In every state surveyed, at least 60 percent of Trump supporters said trans people should be able to live free of discrimination. More than 85 percent said they should have equal access to medical care. The results seem in contrast with the policies of the Trump administration, which has attempted to reverse Affordable Care Act guidelines that determined that health care discrimination protections "on the basis of sex" applied to transgender patients, as well. It also banned transgender service members from the military and supported the right of homeless shelters to turn away transgender clients.

The White House opposed Bostock v. Clayton County, Georgia, the recent Supreme Court decision that determined that Title VII of the Civil Rights Act of 1964 protected workers from discrimination based on sexual orientation or gender identity.

But by wide margins, voters in all the states said that the next Supreme Court justice should be someone "who has a record of protecting and advancing legal rights for LGBTQ people."

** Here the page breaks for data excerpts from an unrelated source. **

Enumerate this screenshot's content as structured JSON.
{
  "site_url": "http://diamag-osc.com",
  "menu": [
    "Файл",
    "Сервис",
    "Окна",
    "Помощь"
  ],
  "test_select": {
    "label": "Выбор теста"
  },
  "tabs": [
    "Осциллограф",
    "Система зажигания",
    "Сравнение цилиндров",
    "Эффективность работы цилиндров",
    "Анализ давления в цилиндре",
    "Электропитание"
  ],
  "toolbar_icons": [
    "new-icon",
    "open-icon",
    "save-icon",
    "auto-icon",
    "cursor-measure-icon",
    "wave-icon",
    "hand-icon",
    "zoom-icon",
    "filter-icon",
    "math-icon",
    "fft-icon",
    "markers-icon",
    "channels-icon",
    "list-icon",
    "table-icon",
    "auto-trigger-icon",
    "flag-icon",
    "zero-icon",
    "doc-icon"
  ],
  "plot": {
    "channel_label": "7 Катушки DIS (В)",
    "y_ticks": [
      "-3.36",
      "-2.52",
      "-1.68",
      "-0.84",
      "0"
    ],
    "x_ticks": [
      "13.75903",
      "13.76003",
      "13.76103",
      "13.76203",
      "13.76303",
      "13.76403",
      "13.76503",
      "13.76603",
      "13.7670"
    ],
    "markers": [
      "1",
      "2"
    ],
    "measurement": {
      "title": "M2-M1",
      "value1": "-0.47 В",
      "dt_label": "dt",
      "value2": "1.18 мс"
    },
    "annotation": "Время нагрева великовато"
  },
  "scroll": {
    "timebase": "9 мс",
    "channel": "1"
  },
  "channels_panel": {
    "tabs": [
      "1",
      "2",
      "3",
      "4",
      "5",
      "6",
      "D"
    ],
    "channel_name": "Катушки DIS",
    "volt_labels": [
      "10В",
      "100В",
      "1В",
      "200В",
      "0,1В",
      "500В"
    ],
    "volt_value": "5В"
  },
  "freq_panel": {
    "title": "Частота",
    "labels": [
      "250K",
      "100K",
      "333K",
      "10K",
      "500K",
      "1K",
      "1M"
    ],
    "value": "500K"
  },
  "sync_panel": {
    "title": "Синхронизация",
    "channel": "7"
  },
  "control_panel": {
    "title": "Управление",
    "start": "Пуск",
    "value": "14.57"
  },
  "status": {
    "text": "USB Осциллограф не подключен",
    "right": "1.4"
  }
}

Trump's Supreme Court nominee, Judge Amy Coney Barrett, has been criticized by LGBTQ advocacy groups, including HRC, for her past remarks on LGBTQ-related cases and issues, including her defense of the justices who dissented in Obergefell v. Hodges, the landmark 2015 decision that made same-sex marriage legal across the U.S. Barrett also argued in 2016 during a lecture at Jacksonville University in Florida that interpreting Title IX of the Education Amendments Act, which prohibits sex discrimination in federally funded education programs, to include LGBTQ people would "seem to strain the text of the statute."

During her Senate confirmation hearing Tuesday, Barrett largely declined to answer questions about her views on specific court cases, including Obergefell v. Hodges. While she would not say whether she agreed with the Supreme Court's decision, she said: "I have never discriminated on the basis of sexual preference and would not ever discriminate on the basis of sexual preference. Like racism, I think discrimination is abhorrent."